J Man Manip Ther. 2026 Apr 24:1-7. doi: 10.1080/10669817.2026.2665282. Online ahead of print.
ABSTRACT
OBJECTIVES: Myofascial trigger points (MTrPs) have long been framed as local tissue abnormalities that initiate peripheral nociceptive input through a predominantly bottom-up cascade. This clinical commentary proposes a bidirectional, patient-centered lens for interpreting myofascial sensitivity that extends beyond isolated tissue pathology without ignoring its clinical relevance.
METHODS: A narrative review and clinical commentary synthesizing contemporary pain neuroscience, myofascial literature, and mechanism-based clinical reasoning frameworks was conducted to examine how provocative palpation findings may be reinterpreted through a bidirectional neurophysiologic lens.

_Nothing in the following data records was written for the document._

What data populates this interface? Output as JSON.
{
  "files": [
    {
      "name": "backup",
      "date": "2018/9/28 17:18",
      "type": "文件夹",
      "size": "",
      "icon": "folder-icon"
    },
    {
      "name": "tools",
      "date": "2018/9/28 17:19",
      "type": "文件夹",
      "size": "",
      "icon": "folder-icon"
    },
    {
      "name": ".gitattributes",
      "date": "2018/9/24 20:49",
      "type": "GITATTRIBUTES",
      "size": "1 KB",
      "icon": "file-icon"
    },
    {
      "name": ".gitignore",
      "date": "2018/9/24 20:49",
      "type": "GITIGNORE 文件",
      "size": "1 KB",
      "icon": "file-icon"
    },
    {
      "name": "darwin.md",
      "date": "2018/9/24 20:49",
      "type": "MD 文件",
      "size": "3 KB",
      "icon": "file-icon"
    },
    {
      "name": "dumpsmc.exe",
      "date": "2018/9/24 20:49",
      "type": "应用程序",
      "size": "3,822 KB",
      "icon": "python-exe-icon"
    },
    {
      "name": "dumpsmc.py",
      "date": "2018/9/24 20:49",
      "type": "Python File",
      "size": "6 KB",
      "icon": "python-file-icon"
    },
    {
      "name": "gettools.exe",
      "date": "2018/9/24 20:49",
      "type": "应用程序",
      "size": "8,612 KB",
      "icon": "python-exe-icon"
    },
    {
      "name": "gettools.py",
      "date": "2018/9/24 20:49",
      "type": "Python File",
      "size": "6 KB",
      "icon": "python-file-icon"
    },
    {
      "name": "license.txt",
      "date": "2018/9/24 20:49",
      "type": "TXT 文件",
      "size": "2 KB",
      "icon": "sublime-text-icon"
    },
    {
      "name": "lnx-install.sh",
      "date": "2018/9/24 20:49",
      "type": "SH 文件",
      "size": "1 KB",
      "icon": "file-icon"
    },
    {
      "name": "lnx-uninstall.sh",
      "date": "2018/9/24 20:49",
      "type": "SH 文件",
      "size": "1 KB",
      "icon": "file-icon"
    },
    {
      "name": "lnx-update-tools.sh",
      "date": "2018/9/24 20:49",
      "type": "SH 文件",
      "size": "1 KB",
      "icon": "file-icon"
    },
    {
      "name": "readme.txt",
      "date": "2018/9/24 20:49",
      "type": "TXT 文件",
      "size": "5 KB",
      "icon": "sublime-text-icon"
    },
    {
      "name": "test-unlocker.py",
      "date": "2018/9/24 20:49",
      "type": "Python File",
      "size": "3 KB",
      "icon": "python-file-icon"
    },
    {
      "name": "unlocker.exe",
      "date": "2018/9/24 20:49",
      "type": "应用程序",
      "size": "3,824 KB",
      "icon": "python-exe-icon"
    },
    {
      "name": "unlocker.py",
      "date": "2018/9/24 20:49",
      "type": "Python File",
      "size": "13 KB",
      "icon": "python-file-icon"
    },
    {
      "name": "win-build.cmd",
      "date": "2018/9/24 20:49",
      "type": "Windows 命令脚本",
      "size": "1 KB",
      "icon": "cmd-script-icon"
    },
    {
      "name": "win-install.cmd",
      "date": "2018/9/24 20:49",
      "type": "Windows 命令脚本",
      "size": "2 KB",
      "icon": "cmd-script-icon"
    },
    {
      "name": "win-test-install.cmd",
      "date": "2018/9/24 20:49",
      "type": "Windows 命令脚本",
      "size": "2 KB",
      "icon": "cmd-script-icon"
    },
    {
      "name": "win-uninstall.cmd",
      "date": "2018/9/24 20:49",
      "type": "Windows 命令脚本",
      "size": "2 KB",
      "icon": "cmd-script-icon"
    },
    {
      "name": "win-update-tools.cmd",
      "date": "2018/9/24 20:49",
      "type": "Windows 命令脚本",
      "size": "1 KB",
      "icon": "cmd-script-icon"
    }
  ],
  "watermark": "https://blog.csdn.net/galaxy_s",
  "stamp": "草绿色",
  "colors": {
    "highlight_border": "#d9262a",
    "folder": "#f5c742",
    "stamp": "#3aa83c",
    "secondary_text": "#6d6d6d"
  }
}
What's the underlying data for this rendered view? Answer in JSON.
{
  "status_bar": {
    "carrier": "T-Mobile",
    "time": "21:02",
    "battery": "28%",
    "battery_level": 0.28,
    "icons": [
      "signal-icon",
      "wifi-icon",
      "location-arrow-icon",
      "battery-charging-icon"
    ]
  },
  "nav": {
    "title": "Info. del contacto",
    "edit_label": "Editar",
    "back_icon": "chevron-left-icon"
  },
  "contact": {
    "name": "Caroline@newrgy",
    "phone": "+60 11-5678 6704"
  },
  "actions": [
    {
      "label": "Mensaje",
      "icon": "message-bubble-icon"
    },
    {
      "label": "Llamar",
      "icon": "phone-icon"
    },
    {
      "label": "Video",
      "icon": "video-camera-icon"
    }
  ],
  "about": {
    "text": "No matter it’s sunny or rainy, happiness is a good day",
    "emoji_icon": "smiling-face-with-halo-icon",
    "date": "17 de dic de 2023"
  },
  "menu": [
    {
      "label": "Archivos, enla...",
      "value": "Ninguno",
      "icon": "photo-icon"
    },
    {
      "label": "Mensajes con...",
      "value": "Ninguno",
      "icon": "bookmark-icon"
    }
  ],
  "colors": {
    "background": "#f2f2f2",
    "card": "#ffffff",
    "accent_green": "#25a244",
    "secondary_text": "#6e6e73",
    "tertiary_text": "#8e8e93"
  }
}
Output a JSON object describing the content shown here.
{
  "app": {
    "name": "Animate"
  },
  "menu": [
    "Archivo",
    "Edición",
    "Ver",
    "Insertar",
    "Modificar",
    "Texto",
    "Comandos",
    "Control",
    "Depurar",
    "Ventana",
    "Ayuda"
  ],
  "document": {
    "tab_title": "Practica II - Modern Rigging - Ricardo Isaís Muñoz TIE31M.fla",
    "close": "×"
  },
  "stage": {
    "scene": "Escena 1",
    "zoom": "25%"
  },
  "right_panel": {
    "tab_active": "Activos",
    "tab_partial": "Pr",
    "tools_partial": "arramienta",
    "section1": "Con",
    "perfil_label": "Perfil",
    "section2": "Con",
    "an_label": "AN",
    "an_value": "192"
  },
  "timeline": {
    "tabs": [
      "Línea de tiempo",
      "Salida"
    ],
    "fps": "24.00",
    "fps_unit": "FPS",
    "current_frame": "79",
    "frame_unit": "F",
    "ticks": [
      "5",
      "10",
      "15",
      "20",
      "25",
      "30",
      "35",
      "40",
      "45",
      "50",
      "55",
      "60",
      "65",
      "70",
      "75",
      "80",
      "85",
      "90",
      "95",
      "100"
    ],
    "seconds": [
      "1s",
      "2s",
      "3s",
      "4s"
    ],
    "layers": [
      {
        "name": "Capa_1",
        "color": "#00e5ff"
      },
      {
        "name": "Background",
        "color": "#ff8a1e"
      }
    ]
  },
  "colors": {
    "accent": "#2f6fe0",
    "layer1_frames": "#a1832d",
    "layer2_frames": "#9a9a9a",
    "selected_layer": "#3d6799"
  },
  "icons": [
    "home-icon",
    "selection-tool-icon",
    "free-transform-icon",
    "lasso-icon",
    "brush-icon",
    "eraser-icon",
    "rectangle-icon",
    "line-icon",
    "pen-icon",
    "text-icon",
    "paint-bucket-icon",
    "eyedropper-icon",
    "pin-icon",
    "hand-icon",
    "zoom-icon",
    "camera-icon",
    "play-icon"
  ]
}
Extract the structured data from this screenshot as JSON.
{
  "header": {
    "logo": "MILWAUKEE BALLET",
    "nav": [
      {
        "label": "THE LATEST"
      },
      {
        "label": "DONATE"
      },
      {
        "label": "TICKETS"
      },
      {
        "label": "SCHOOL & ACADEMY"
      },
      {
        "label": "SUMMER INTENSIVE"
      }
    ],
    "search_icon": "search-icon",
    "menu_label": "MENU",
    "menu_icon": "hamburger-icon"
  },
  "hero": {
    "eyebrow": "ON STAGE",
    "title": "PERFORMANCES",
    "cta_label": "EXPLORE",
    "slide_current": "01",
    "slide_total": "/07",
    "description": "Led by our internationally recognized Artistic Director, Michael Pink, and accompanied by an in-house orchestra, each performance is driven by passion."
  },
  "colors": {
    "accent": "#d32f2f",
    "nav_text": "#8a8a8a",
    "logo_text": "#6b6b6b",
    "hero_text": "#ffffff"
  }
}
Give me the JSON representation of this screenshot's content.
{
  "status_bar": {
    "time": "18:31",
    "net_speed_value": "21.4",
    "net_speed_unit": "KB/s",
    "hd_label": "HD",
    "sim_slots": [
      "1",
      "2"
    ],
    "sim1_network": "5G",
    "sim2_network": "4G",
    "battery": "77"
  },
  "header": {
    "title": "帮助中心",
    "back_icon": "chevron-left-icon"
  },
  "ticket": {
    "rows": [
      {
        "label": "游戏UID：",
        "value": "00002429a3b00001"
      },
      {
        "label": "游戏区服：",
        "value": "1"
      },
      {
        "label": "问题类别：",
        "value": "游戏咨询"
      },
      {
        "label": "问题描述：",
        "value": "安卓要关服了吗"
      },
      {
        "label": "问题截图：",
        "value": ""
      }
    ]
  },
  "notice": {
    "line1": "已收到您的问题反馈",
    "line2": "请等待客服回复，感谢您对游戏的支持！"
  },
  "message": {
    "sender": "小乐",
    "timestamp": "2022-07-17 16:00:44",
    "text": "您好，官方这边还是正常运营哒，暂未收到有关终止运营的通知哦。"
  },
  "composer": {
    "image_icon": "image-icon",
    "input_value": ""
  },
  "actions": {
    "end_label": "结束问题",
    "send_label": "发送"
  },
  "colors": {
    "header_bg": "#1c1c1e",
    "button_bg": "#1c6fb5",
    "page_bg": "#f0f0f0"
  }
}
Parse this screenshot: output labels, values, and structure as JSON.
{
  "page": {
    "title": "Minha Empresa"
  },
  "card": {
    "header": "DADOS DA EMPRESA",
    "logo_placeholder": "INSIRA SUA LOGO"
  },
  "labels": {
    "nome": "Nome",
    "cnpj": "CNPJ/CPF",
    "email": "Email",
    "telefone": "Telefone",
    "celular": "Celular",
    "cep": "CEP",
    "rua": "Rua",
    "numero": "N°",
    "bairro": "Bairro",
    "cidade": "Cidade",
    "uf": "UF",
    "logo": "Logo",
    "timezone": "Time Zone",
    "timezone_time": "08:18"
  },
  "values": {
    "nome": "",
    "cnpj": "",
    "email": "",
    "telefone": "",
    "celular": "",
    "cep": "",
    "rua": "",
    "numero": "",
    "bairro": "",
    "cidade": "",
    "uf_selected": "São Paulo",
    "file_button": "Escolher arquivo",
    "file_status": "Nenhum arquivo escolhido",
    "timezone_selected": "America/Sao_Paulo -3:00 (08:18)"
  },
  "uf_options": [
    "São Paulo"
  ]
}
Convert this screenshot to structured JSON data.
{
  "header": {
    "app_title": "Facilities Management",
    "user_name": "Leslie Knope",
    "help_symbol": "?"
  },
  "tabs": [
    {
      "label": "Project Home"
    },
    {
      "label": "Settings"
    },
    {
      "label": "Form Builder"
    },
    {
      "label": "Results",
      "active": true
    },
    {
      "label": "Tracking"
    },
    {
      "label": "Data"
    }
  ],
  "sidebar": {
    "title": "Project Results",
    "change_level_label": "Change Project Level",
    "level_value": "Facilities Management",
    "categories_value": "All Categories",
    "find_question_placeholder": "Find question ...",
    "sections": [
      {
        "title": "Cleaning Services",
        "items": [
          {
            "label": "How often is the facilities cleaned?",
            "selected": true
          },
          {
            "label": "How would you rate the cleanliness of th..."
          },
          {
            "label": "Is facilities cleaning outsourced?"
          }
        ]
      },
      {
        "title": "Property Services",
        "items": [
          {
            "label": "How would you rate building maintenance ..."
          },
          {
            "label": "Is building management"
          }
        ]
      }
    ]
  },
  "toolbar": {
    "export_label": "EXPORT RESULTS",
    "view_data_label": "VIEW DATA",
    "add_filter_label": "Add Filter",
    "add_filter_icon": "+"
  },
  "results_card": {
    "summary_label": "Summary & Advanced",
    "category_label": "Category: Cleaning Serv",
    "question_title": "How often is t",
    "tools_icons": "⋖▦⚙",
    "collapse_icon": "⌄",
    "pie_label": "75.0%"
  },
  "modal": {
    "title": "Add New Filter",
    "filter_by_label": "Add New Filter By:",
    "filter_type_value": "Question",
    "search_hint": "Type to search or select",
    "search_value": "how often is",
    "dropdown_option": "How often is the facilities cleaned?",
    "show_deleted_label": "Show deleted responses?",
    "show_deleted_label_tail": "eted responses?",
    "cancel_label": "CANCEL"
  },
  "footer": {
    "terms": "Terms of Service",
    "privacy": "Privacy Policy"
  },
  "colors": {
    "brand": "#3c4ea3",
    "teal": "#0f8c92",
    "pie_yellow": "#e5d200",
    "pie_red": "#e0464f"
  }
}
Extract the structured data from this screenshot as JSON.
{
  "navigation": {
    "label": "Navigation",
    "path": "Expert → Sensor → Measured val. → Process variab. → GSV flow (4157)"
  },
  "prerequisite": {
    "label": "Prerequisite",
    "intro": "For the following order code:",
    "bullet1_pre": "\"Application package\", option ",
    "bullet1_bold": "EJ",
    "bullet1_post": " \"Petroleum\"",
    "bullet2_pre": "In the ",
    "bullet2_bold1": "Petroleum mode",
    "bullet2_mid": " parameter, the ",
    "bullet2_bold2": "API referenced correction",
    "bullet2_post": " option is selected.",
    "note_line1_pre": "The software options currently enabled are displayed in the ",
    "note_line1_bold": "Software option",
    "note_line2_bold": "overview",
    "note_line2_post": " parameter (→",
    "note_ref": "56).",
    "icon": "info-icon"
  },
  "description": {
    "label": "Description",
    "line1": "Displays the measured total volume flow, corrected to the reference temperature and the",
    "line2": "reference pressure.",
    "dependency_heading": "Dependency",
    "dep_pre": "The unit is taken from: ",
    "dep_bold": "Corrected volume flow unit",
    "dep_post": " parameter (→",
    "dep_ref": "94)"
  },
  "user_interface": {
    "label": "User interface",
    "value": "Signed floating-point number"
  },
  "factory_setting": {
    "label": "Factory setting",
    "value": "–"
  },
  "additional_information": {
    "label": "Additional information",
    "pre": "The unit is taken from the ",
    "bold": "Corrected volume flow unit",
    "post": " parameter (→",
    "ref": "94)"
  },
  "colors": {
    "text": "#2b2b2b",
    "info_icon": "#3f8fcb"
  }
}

RESULTS: While biochemical, electrophysiological, vascular, and imaging studies suggest regionally distinct tissue characteristics in areas identified as MTrPs, it remains unclear whether these represent stable local phenomena or transient, state-dependent expressions of nervous system modulation. Clinically, provocative palpation findings frequently occur in conditions where muscle is unlikely to be the primary nociceptive driver, supporting interpretation as secondary hyperalgesia within a sensitized system.
DISCUSSION: Rather than viewing MTrPs as the initiating source of nociception, provocative palpation is conceptualized as a fluctuating clinical signal shaped by interacting peripheral, spinal, supraspinal, and contextual influences. Emphasizing pain phenotyping and neurophysiologically guided clinical reasoning over lesion identification may better align myofascial constructs and related interventions, including dry needling, with contemporary pain neurophysiology and support more precise, adaptable clinical management.